Puis, elle poussa un cri de joie, s’élança du wagon, et se jeta au cou de sa jumelle qui accourait au-devant d’elle.

«Gabiche! Lucette!» dirent à la fois les deux enfants.

Et elles se regardaient, s’embrassaient, se regardaient encore.

Gabiche passa ensuite dans les bras de sa mère qui la couvrit de ses baisers.

«Chère maman, lui dit la fillette en l’entraînant vers l’inconnu, remerciez Monsieur: il a été si bon pour moi à A...»

Le vieillard fit un pas en avant, et, s’inclinant devant la jeune veuve, assura qu’il avait été très heureux de servir de mentor et de guide à une aussi charmante fillette que l’était Mlle Gabiche.

Mme de Nanjac lui exprima alors toute sa reconnaissance. Elle le fit en termes si touchants, d’un accent si ému, qu’ému lui-même le voyageur simula une quinte de toux.

Quant à Lucette, elle embrassa de tout son cœur le protecteur de sa jumelle, lui affirmant qu’elle l’aimerait toujours.

Un cinquième personnage assistait en silence à cette scène de famille. C’était notre ami Daniel.

Le pauvre enfant se faisait tout petit; il se tenait obstinément à l’ombre, et Gabiche ne l’avait pas vu.

Elle l’aperçut enfin, rouge, confus, les yeux gonflés de larmes.

«Ah! mon Nielo, s’écria-t-elle en courant aussitôt à lui, que je suis aise de te revoir!

–Bien, très bien, mon enfant, fit une voix tout près de son oreille. (C’était la voix du voyageur.)

–Oh! monsieur, dit Gabiche rougissant à son tour, je l’aime bien, allez, quoi que j’aie pu vous dire.

«Et mes petites sœurs? demanda-t-elle bientôt, s’adressant à sa mère.

–Elles sont restées à l’hôtel, sous la garde de Jacques, répondit Mme de Nanjac.

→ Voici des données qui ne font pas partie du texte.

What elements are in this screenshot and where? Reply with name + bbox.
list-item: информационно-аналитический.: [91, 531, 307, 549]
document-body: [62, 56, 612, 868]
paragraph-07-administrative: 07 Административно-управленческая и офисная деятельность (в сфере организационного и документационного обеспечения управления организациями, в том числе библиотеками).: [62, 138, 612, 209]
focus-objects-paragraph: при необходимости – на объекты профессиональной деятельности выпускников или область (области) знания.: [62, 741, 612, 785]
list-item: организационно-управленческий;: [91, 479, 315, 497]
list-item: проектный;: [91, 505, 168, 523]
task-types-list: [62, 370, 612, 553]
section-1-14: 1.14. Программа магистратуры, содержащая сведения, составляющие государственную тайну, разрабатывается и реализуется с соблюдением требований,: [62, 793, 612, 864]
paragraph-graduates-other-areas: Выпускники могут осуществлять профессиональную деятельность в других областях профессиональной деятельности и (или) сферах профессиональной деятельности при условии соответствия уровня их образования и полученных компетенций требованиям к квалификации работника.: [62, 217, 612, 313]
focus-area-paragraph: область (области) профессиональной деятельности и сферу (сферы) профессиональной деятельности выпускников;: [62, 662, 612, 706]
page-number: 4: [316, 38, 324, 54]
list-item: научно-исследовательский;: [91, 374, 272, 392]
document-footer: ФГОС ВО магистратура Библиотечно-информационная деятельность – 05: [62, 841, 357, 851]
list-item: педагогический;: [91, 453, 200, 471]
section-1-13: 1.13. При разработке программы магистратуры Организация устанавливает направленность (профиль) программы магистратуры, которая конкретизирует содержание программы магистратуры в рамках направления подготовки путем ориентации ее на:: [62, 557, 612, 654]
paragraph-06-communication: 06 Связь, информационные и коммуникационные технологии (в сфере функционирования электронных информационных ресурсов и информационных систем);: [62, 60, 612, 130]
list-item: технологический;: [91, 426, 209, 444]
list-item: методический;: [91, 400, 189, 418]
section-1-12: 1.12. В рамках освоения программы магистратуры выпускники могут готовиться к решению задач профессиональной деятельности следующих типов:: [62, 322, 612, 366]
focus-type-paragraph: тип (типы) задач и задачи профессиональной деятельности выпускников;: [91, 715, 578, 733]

–Allons les retrouver, maman, voulez-vous? proposa la fillette.

–Volontiers, mon enfant.»

Le voyageur fit ses adieux. Malgré les prières de Mme de Nanjac, malgré les supplications de Nielo et des jumelles, il ne voulut pas consentir à passer quelques heures à Bordeaux.

«Une affaire pressante l’appelait, disait-il, à T...»

Mme de Nanj ac n’osa point insister. Elle tendit la main à cet ami si dévoué, bien qu’il fût un ami d’un jour, et lui exprima son désir de le revoir au plus tôt chez son oncle.

Le voyageur promit que, ses affaires terminées, il aurait l’honneur de se présenter au château de Nanjac.

Les enfants–surtout Gabrielle–accueillirent cette promesse par des transports de joie, et l’inconnu reprit le train de11heures35minutes devant le conduire à T....

Quant à Mme de Nanjac, elle ne tarda pas à rejoindre en voiture, avec ses enfants, l’hôtel de la Paix, où l’attendaient les petites et Grand-Jacques.

Le lendemain, et après un repos nécessaire, nos héros reprirent la route de Nanjac.

Ils y arrivèrent, cette fois, sans encombre et sans accident.